FIB UNDIP – Dalam pidato pengukuhannya sebagai Guru Besar Fakultas Ilmu Budaya Universitas Diponegoro (FIB UNDIP), Prof. Dr. Alamsyah, M.Hum., yang kini juga menjabat sebagai Dekan FIB Undip, mengangkat tema besar tentang dinamika industri kreatif kerajinan ukir Jepara dari tahun 1980 hingga 2022.
Pidato dengan judul “Tantangan dan Respons: Pasang Surut Industri Kreatif Kerajinan Ukir Jepara 1980–2022” ini menjadi refleksi penting tentang bagaimana tradisi, ekonomi kreatif, dan kebudayaan lokal saling terkait dalam perjalanan panjang masyarakat Jepara.
Warisan Budaya Bernilai Ekonomi Tinggi
Prof. Alamsyah menegaskan bahwa ukir Jepara bukan sekadar seni, melainkan warisan budaya takbenda yang sudah ada sejak abad ke-16 dan terus bertahan hingga kini. Bahkan, pada masa Kartini, kerajinan ukir Jepara berhasil dikenalkan ke kancah internasional melalui pameran.
Menurutnya, sejak era 1970-an, mengukir telah menjadi mata pencaharian utama masyarakat Jepara. Pada puncaknya, antara 1997 hingga 2000, industri ukir Jepara booming berkat tingginya nilai ekspor, banyaknya unit usaha, serta meningkatnya jumlah eksportir. Kondisi ini mengubah Jepara yang semula daerah miskin, menjadi lebih makmur.
Tantangan Global dan Lokal
Namun, perjalanan itu tak selalu mulus. Setelah masa keemasan, industri ukir Jepara menghadapi berbagai tantangan. Dari sisi makro, terjadi penurunan permintaan global, kenaikan harga bahan baku kayu jati, hingga perubahan sistem pembayaran ekspor.
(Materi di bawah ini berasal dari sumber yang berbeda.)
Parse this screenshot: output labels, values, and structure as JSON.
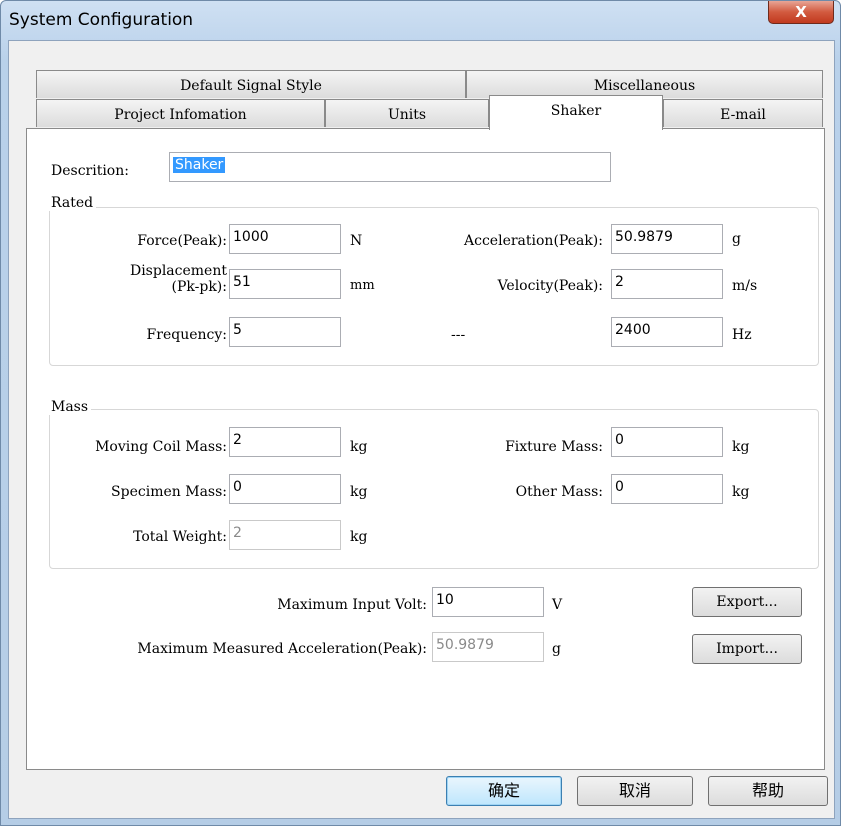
{
  "window": {
    "title": "System Configuration",
    "close_symbol": "X"
  },
  "tabs_row1": [
    {
      "label": "Default Signal Style"
    },
    {
      "label": "Miscellaneous"
    }
  ],
  "tabs_row2": [
    {
      "label": "Project Infomation"
    },
    {
      "label": "Units"
    },
    {
      "label": "Shaker",
      "active": true
    },
    {
      "label": "E-mail"
    }
  ],
  "description": {
    "label": "Descrition:",
    "value": "Shaker"
  },
  "rated": {
    "title": "Rated",
    "force_label": "Force(Peak):",
    "force_value": "1000",
    "force_unit": "N",
    "accel_label": "Acceleration(Peak):",
    "accel_value": "50.9879",
    "accel_unit": "g",
    "disp_label_1": "Displacement",
    "disp_label_2": "(Pk-pk):",
    "disp_value": "51",
    "disp_unit": "mm",
    "vel_label": "Velocity(Peak):",
    "vel_value": "2",
    "vel_unit": "m/s",
    "freq_label": "Frequency:",
    "freq_value": "5",
    "dash_label": "---",
    "dash_value": "2400",
    "dash_unit": "Hz"
  },
  "mass": {
    "title": "Mass",
    "coil_label": "Moving Coil Mass:",
    "coil_value": "2",
    "coil_unit": "kg",
    "fixture_label": "Fixture Mass:",
    "fixture_value": "0",
    "fixture_unit": "kg",
    "specimen_label": "Specimen Mass:",
    "specimen_value": "0",
    "specimen_unit": "kg",
    "other_label": "Other Mass:",
    "other_value": "0",
    "other_unit": "kg",
    "total_label": "Total Weight:",
    "total_value": "2",
    "total_unit": "kg"
  },
  "limits": {
    "max_volt_label": "Maximum Input Volt:",
    "max_volt_value": "10",
    "max_volt_unit": "V",
    "max_accel_label": "Maximum Measured Acceleration(Peak):",
    "max_accel_value": "50.9879",
    "max_accel_unit": "g",
    "export_label": "Export...",
    "import_label": "Import..."
  },
  "footer": {
    "ok_label": "确定",
    "cancel_label": "取消",
    "help_label": "帮助"
  }
}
Dari sisi mikro, masalah muncul pada rendahnya upah pekerja, sulitnya regenerasi pengukir muda, serta persaingan produk dari negara lain seperti Tiongkok, Malaysia, dan Vietnam.
Prof. Alamsyah menyebut fenomena ini sebagai tantangan sekaligus respons ala teori Arnold Toynbee. Tantangan adalah peristiwa yang mengancam keberlangsungan kebudayaan, sementara respons adalah upaya yang dilakukan masyarakat untuk bertahan dan beradaptasi.
Respons dan Harapan
Meski menghadapi tekanan besar, stakeholders industri ukir, mulai dari pengrajin, pemerintah, hingga lembaga pendidikan terus berupaya mencari solusi. Respons yang dilakukan di antaranya adalah memperluas pasar, memperkuat kreativitas ragam hias, hingga mendorong regulasi pemerintah yang lebih berpihak pada pengrajin.
Prof. Alamsyah menekankan pentingnya regenerasi. Minimnya minat anak muda untuk melanjutkan tradisi ukir menjadi ancaman serius bagi eksistensi Jepara sebagai kota ukir dunia. Oleh karena itu, ia mendorong langkah sistematis melalui pendidikan formal dan non-formal, insentif bagi pengukir, serta dukungan regulasi.
Substansi Pidato: Dari Lokal ke Global
Secara substansi, pidato Prof. Alamsyah bukan hanya berbicara tentang ukir Jepara, melainkan juga tentang bagaimana ekonomi kreatif mampu menjadi jembatan antara kearifan lokal dan kebutuhan global. Menurutnya, kerajinan ukir adalah contoh nyata bahwa warisan budaya bisa dikembangkan menjadi industri yang bernilai tinggi jika dikelola dengan inovasi dan kolaborasi lintas sektor.
“Kerajinan ukir Jepara adalah identitas sekaligus kebanggaan. Tantangan memang nyata, tapi dengan respons yang tepat, tradisi ini akan tetap hidup dan memberi manfaat bagi generasi mendatang,” ungkapnya dalam pidato.
Pidato pengukuhan ini menjadi refleksi bahwa warisan budaya bukan hanya soal masa lalu, melainkan juga modal penting untuk masa depan. Pandangan Prof. Alamsyah menegaskan bahwa keberlangsungan industri ukir Jepara membutuhkan kreativitas, dukungan kebijakan, dan regenerasi yang berkelanjutan.
FIB Undip melalui kiprah akademiknya siap menjadi bagian dari upaya pelestarian sekaligus pengembangan industri kreatif berbasis budaya, agar Jepara tetap dikenal sebagai World Carving Center di tengah dinamika global yang terus berubah.